Each phase is characterised by the onset of a new metabolic change:

  • Phase I - this phase, at 36 to18 months, is characterised by rise in blood glucose levels.
  • Phase II - this phase, at eight to six months, is characterised by decreases in lipids and weight, browning of subcutaneous fat and a rise in body temperature.
  • Phase III - this phase, at six to zero months, is characterised by a further rise in blood glucose levels and body temperature, along with a decrease in lipids; weight; and soft tissues that include subcutaneous fat, visceral fat and muscle.

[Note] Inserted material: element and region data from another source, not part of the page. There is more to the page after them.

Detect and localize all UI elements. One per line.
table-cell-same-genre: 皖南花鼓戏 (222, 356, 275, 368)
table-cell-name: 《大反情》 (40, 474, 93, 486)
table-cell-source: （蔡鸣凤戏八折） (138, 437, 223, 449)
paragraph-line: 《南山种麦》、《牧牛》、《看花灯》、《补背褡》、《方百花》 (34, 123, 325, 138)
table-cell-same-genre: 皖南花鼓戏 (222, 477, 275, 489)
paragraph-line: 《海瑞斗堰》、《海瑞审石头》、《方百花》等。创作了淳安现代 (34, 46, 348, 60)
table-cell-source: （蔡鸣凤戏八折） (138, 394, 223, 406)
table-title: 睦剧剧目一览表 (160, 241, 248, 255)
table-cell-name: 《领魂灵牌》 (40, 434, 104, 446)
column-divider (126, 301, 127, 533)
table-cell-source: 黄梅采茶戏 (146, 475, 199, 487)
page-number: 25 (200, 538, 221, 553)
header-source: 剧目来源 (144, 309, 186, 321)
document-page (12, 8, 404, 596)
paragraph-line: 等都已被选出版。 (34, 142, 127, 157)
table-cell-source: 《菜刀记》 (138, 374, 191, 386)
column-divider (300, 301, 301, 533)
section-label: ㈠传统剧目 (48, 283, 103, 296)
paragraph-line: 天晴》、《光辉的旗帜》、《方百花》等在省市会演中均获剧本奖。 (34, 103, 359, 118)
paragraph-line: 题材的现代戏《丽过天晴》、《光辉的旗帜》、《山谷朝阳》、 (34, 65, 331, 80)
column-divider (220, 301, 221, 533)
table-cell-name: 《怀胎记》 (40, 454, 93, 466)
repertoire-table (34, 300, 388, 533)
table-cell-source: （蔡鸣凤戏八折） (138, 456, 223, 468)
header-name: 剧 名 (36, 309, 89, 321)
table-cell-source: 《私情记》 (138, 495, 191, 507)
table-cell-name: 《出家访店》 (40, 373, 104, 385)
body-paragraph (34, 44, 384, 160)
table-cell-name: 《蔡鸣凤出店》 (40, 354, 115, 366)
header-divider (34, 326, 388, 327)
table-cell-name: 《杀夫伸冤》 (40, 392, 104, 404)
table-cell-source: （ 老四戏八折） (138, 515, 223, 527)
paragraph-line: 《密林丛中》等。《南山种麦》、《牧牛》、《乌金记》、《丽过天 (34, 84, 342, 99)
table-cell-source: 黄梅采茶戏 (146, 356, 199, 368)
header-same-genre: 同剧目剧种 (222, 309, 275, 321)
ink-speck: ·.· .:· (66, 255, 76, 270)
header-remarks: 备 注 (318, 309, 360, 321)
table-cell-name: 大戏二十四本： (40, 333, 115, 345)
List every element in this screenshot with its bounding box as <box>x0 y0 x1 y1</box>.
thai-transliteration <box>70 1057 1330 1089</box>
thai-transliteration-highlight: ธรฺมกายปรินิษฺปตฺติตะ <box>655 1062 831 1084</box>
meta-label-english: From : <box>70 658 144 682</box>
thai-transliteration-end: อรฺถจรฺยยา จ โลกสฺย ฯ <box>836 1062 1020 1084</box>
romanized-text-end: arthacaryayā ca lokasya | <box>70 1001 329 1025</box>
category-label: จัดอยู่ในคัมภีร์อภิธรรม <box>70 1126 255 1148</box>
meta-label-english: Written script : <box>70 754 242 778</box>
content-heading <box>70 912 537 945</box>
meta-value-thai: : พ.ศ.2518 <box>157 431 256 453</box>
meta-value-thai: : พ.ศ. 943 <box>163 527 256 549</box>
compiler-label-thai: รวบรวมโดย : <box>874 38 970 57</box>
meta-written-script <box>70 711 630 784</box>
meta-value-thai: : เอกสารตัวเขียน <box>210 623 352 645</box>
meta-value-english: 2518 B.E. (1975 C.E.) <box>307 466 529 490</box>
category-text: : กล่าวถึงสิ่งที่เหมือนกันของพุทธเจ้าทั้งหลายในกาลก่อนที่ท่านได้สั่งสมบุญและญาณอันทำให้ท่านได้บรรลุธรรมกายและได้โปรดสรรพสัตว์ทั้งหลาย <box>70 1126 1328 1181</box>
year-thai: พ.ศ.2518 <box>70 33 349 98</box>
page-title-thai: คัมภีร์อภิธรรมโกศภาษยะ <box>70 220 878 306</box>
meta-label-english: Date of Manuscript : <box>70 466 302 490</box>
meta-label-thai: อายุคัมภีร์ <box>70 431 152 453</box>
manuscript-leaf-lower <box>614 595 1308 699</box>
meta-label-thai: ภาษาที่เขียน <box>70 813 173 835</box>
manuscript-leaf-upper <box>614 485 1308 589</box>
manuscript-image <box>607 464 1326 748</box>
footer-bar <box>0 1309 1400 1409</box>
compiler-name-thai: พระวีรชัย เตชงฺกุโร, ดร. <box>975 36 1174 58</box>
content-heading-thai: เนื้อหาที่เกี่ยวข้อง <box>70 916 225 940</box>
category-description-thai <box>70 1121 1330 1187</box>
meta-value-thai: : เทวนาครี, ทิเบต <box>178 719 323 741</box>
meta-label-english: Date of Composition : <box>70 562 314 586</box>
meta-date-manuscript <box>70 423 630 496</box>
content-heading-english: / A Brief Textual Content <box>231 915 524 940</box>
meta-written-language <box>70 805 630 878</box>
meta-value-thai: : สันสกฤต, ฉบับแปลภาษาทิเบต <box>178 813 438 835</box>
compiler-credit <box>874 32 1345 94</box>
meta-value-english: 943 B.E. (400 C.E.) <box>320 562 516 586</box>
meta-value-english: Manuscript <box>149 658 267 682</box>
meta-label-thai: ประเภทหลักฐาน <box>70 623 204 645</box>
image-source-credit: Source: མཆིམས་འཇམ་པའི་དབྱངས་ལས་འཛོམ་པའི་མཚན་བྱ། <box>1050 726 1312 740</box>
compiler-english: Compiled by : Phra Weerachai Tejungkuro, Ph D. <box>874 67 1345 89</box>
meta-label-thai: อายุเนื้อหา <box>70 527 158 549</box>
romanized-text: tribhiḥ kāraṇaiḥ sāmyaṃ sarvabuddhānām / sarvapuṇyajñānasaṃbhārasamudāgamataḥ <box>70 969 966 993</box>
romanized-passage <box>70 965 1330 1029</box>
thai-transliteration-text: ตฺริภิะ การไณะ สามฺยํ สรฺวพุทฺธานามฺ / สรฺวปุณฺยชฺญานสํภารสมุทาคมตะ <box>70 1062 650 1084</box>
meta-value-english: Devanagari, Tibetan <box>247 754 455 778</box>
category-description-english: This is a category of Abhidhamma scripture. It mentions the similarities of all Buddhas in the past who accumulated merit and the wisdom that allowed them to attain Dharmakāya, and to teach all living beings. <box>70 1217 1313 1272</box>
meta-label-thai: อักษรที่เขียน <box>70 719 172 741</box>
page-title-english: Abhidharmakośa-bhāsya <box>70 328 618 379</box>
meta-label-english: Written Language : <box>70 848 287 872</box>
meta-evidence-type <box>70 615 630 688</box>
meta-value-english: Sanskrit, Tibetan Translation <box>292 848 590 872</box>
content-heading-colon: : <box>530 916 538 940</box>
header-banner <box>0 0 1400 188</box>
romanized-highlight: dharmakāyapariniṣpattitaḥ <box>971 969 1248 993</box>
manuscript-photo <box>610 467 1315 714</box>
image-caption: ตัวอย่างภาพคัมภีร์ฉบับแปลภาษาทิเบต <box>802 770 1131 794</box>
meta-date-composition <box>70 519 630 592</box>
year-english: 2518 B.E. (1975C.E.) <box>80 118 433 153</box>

"Our study has important implications for the early detection of pancreatic cancer," explained Dr Chari. "Along with supporting data from animal and experimental studies, we were able to show that UCP-1 gene levels are markedly increased in patients with pancreatic cancer, compared to controls. We believe UCP-1 can potentially be used as a biomarker to predict pancreatic cancer in high-risk groups, such as patients with new-onset or long-standing diabetes who are unintentionally losing weight."

Dr Chari's previous research focused on studying patients with new-onset diabetes as a high-risk group for developing pancreatic cancer.

As part of this work, Dr Chari and his colleagues developed and validated a score called Enriching New-Onset Diabetes for Pancreatic Cancer or ENDPAC that stratifies the risk of developing pancreatic among patients with new-onset diabetes.